A cancelled to order (also called and abbreviated CTO) postage stamp, philatelic symbol , is a stamp the issuing postal service has cancelled (marked as used), but has not traveled through the post, but instead gets handed back to a stamp collector or dealer. They can come from withdrawn stocks of stamps cancelled in sheets and sold as remainders or from new sheets for sale at reduced rates to the stamp trade. Postal services of various countries do this in response to collector demand, or to preclude stamps issued for the collector market being used on mail. Some of the history of CTOs is from stamps being given to collectors on an approval basis, in person or through mailings; the first CTOs began in the late 19th century.

==Background==
While some collectors value mint postage stamps, others prefer to collect stamps that have been used. In practice, it is slow and difficult to build a comprehensive collection by removing stamps from mailed envelopes, so modern postal administrations accommodate collectors by offering new stamps already cancelled. The advantage for collectors is that the stamps count as officially used without being subjected to the stress of actually going through the mail. Also, the postal service can arrange a relatively light and unobtrusive cancellation mark.

==Postmarked to order==
Similar to cancel to order is postmarked to order which occurs when the stamps are purchased at full value, placed on a piece of mail, and then cancelled by the clerk on request. The mail then is handed back to the customer instead of travelling through the post. This is sometimes called favour cancellation, or hand-back. Some countries' postal regulations permit this and others forbid it. It is misleading because the cancelled envelope appears to have gone through the mails though it has not. For instance, it is missing additional postal markings typically applied to real mail.

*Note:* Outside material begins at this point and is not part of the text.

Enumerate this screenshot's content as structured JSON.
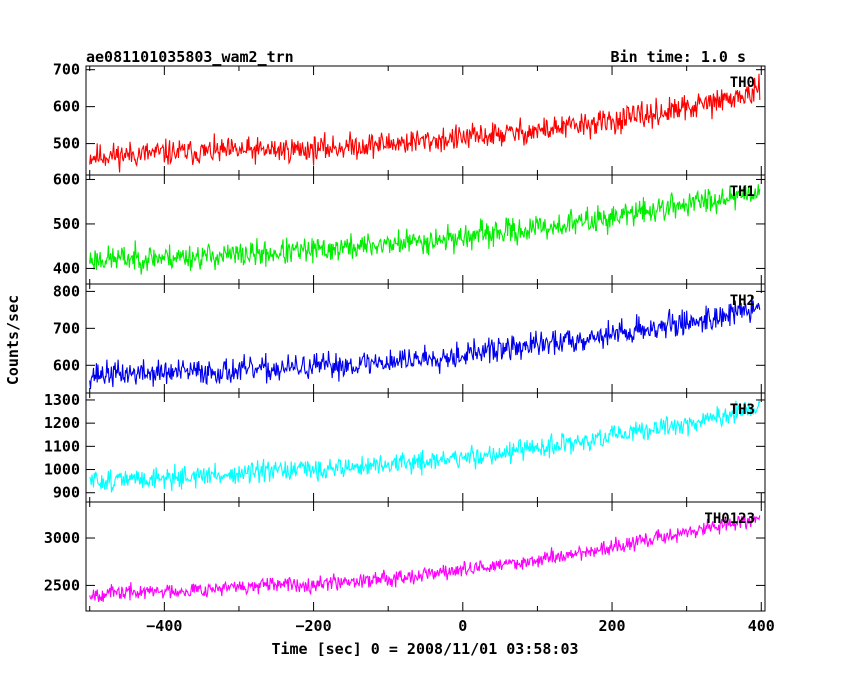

==Misuse of cancellations==
An illegitimate practice related to CTOs involves deliberate misuse of cancellation devices to make a stamp appear used. This typically happens for stamps from remote places, or that were in use for only short periods. Used stamps can be more valuable than unused, sometimes by an order of magnitude. This form of philatelic forgery may involve use of rare types of canceling devices, unusual dates in postmarks, and so forth.

==Topical issues==
Another form of CTO is especially common in countries that try to make money from collectors by issuing large numbers of topical stamps. To make more sales, the stamps must be inexpensive, but if the issuing postal service prices them below face value, commercial mailers could use them to save money by routing their mail through the issuing country, financially hurting the issuer. So these countries issue most of their collector stamps as CTOs. It is easy to recognize such stamps. The cancellation is neat, usually in one corner without a town name, and the gum is still present.

Some countries, such as the emirates that later joined the United Arab Emirates, went further and printed the cancellation directly onto the stamp with the rest of the design. Many collectors do not consider these authentic stamps, and some catalogs categorize them separately.

==Modern issues==
Many modern stamp issues are hard to find genuinely postally used. Due to this, catalogs such as Stanley Gibbons only list modern issues of some countries as cancelled-to-order.